So apparently my last post was lame. Because I'm just some sort of dancing monkey here to amuse you all! I don't have feelings! Ooh, look at Jennie! Let's all point and laugh and throw quarters at her! STOP THROWING QUARTERS AT ME! Throw dollars, they don't hurt as much.
Um. Yeah, I don't know. I just spent waaaay too much time on here, trying to figure out exactly how far we ran last night and planning out new running routes. Call me a nerd, I don't care, but that thing is AWESOME. It even tells you how many calories you burned! Which is nice, because the only thing keeping me from running outside instead of at the gym on the treadmill was the fact that I wouldn't know how far I ran and I wouldn't know how many calories I burned, because I don't take tests anymore so I need to have something to use to berate myself when I fail miserably. For instance:
What the hell, Jennie?! You only burned 200 calories? PICK UP THE PACE NEXT TIME, YOU GODDAMN SLACKER!
is what it sounds like in my head sometimes. There's a tiny drill sergeant in there. No joke. Also, what he really said was way worse, I totally cleaned it up for you guys. YOU'RE WELCOME.
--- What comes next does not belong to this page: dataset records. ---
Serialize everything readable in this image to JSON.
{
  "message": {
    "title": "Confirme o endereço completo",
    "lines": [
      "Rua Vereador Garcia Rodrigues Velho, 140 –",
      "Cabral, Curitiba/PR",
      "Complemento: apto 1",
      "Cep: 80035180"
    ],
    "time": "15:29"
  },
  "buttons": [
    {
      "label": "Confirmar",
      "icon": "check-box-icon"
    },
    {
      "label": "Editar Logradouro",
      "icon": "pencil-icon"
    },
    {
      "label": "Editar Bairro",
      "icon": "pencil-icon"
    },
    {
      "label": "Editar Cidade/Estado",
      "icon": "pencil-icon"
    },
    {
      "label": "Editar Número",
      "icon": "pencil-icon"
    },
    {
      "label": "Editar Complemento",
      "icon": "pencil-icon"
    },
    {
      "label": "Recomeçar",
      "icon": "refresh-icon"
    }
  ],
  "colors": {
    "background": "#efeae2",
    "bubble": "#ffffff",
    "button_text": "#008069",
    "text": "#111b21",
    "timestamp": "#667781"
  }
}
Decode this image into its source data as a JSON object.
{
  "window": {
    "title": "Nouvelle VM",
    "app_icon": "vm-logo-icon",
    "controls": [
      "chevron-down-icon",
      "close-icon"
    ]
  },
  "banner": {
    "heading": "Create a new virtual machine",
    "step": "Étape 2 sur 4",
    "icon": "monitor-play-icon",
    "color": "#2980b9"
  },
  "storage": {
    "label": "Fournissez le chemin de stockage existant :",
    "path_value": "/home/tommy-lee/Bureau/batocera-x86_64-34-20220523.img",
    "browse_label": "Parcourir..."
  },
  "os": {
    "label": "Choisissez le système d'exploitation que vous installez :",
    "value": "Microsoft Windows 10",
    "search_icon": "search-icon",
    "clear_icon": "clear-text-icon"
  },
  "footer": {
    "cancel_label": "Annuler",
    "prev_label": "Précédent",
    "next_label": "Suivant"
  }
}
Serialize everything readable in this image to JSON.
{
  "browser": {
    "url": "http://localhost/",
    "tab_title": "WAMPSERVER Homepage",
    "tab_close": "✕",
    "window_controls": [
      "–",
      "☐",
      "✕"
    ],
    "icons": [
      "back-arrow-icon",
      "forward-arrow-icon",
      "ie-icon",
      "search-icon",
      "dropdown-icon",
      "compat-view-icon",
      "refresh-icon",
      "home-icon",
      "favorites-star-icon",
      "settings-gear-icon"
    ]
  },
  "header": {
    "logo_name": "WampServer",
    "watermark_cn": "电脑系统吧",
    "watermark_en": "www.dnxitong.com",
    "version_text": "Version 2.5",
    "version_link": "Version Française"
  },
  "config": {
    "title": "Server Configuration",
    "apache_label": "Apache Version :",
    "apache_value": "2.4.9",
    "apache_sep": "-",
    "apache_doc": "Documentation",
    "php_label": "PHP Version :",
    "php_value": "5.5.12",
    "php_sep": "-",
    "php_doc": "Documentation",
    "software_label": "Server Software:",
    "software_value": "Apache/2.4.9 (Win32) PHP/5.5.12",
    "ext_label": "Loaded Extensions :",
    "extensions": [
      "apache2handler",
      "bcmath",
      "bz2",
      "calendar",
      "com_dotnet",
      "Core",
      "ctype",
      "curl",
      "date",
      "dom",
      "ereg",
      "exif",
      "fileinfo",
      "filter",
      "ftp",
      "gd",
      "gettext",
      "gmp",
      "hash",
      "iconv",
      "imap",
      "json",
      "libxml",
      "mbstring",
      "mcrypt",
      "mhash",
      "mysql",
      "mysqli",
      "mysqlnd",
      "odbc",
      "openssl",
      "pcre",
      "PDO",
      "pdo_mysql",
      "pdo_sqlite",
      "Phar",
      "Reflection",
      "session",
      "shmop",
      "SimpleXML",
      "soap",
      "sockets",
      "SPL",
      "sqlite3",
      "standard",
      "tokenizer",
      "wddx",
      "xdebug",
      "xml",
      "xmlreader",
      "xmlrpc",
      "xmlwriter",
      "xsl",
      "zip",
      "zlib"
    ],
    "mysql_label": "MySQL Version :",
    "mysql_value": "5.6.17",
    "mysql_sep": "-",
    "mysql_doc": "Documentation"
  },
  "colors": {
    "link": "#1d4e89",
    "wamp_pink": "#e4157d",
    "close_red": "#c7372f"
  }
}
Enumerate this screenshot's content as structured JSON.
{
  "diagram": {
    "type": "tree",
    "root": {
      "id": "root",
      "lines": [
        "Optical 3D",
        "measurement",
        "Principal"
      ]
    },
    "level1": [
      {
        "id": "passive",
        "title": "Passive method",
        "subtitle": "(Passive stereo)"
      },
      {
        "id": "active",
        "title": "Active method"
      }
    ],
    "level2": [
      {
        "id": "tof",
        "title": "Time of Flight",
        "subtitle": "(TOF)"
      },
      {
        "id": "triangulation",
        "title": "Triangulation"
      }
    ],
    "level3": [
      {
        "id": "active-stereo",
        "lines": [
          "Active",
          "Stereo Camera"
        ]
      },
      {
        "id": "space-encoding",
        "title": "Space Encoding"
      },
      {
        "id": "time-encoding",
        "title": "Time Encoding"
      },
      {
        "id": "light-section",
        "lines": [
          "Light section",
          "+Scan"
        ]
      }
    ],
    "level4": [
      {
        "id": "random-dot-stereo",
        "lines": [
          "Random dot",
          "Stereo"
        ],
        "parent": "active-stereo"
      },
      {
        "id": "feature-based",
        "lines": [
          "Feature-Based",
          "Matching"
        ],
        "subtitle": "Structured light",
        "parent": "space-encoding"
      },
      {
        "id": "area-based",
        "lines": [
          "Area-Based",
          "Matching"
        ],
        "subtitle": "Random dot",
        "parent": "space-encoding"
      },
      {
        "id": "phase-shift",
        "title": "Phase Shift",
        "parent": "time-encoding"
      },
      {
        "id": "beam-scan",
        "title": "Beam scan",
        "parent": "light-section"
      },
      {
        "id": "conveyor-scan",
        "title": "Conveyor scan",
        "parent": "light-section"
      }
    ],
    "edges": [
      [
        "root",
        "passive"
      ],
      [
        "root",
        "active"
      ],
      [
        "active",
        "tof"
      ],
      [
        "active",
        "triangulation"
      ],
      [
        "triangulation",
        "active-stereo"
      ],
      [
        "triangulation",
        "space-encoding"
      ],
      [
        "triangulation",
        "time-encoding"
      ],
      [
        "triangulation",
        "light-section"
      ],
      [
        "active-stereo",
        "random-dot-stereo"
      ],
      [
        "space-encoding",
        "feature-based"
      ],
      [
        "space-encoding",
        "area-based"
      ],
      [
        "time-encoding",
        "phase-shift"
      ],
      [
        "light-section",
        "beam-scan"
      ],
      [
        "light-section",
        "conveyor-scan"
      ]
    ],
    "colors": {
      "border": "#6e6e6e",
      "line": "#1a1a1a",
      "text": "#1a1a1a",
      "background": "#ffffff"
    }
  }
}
Now I am very very happy that I can run outside, even though I have to wait until after 8 so it's not as hot (because I'm a big, wussy baby), but it IS darker which does increase the chances of getting ass raped on a dark corner, but let's just think glass-half-full shit* OK? OK. I'm pretty excited about running but I have to ask . . . when does this "runner's high" kick in? Also, I'm afraid to get hooked on running because it's not like I'm going to run outside in February when the ground is covered in a thick layer of snow and ice and I can't run on a treadmill. Don't look at me like that I CAN'T. I feel like I'm going to fall off. I can't even walk on a treadmill without holding onto the handles. I don't know why you're doubting me. Have we met? My name is Jennie and I fall down a lot.